В первую очередь это был акт унижения – это Ван понимает наверняка. Они не наносили удары по лицу, но без лишних раздумий били тяжелыми берцами по телу. Они не использовали оружие, лишь иногда стреляя в потолок, хотя в некоторые моменты Исяну казалось, что лучше бы они убили его на месте. Они не церемонились и создавали новые шрамы на его лице – ржавыми плоскогубцами было выдрано и кольцо на его губе, и несколько стальных сережек в ушах, и бровь, и крыло носа. Они просто оставили его без всего.
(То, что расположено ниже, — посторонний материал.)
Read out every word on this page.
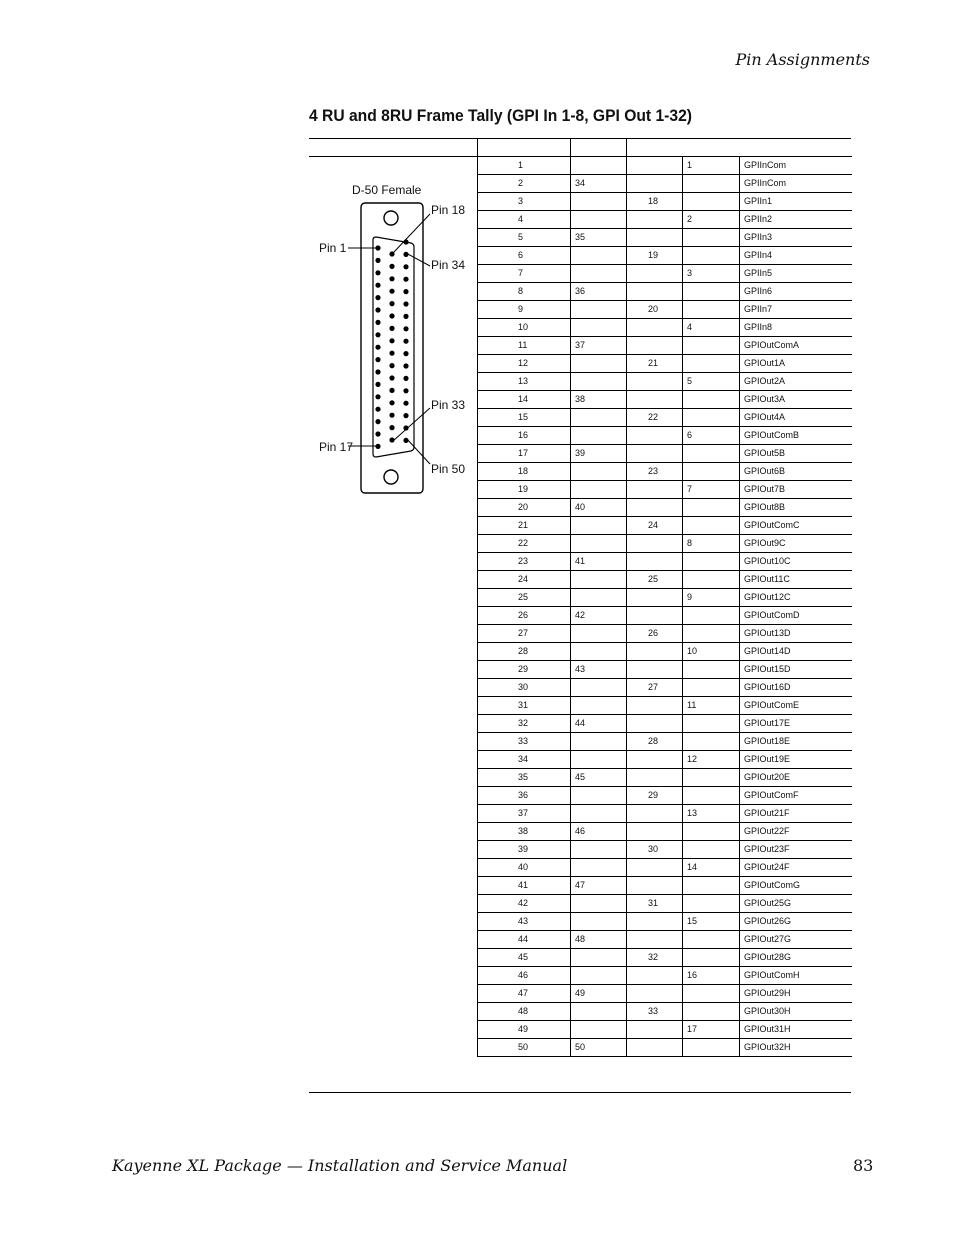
Pin Assignments
4 RU and 8RU Frame Tally (GPI In 1-8, GPI Out 1-32)
D-50 Female
Pin 1
Pin 17
Pin 18
Pin 33
Pin 34
Pin 50
1			1	GPIInCom
2	34			GPIInCom
3		18		GPIIn1
4			2	GPIIn2
5	35			GPIIn3
6		19		GPIIn4
7			3	GPIIn5
8	36			GPIIn6
9		20		GPIIn7
10			4	GPIIn8
11	37			GPIOutComA
12		21		GPIOut1A
13			5	GPIOut2A
14	38			GPIOut3A
15		22		GPIOut4A
16			6	GPIOutComB
17	39			GPIOut5B
18		23		GPIOut6B
19			7	GPIOut7B
20	40			GPIOut8B
21		24		GPIOutComC
22			8	GPIOut9C
23	41			GPIOut10C
24		25		GPIOut11C
25			9	GPIOut12C
26	42			GPIOutComD
27		26		GPIOut13D
28			10	GPIOut14D
29	43			GPIOut15D
30		27		GPIOut16D
31			11	GPIOutComE
32	44			GPIOut17E
33		28		GPIOut18E
34			12	GPIOut19E
35	45			GPIOut20E
36		29		GPIOutComF
37			13	GPIOut21F
38	46			GPIOut22F
39		30		GPIOut23F
40			14	GPIOut24F
41	47			GPIOutComG
42		31		GPIOut25G
43			15	GPIOut26G
44	48			GPIOut27G
45		32		GPIOut28G
46			16	GPIOutComH
47	49			GPIOut29H
48		33		GPIOut30H
49			17	GPIOut31H
50	50			GPIOut32H
Kayenne XL Package — Installation and Service Manual	83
Избавились они и от ярких приметных волос, сбривая под корень красную шевелюру тогда, когда Ван больше не мог сопротивляться, бессильно наблюдая за процессом. Они следили, чтобы пленник оставался в сознании, чувствуя каждый удар отчетливо. Они явно не планировали его убить, цель была видна как на ладони – унизить и сломить.
Если бы Николас мог, он бы точно уснул, но каждый вздох дается с трудом, потому приходится найти такой ритм дыхания, чтобы не слышать хруста собственных костей. И все-таки приходится старательно прижиматься спиной к стене – небольшое помещение, которое больше напоминает бункер от торнадо, не рассчитано даже на одного человека, не то что на двух взрослых парней. Исян старается не пилить нового знакомого взглядом, но больше смотреть ему и некуда, поэтому просто мирится с этим, да и кореец с синяками на лице не стесняясь лупит на него свои большие глаза. Благодаря Юджину он запомнил, что этого парня зовут Ыйджу, и что он, кажется, совсем не смирился со своим положением здесь. Это как будто помогает Вану бороться дальше.
И все-таки этот Ыйджу молчит. Николас отчетливо слышит их разрозненное дыхание, иногда наблюдает за попытками корейца сменить позу: тот укладывает голову то на левую руку, то на правую, упирается ногами в противоположную стену, подгибает их под себя. Свет здесь уж слишком слабый, но Исян успевает зацепиться взглядом за множество синеющих, краснеющих и желтеющих синяков на теле Ыйджу, и если бы он мог, он бы точно пожал ему руку за силу духа, но больно даже думать о том, чтобы двинуться в сторону парня.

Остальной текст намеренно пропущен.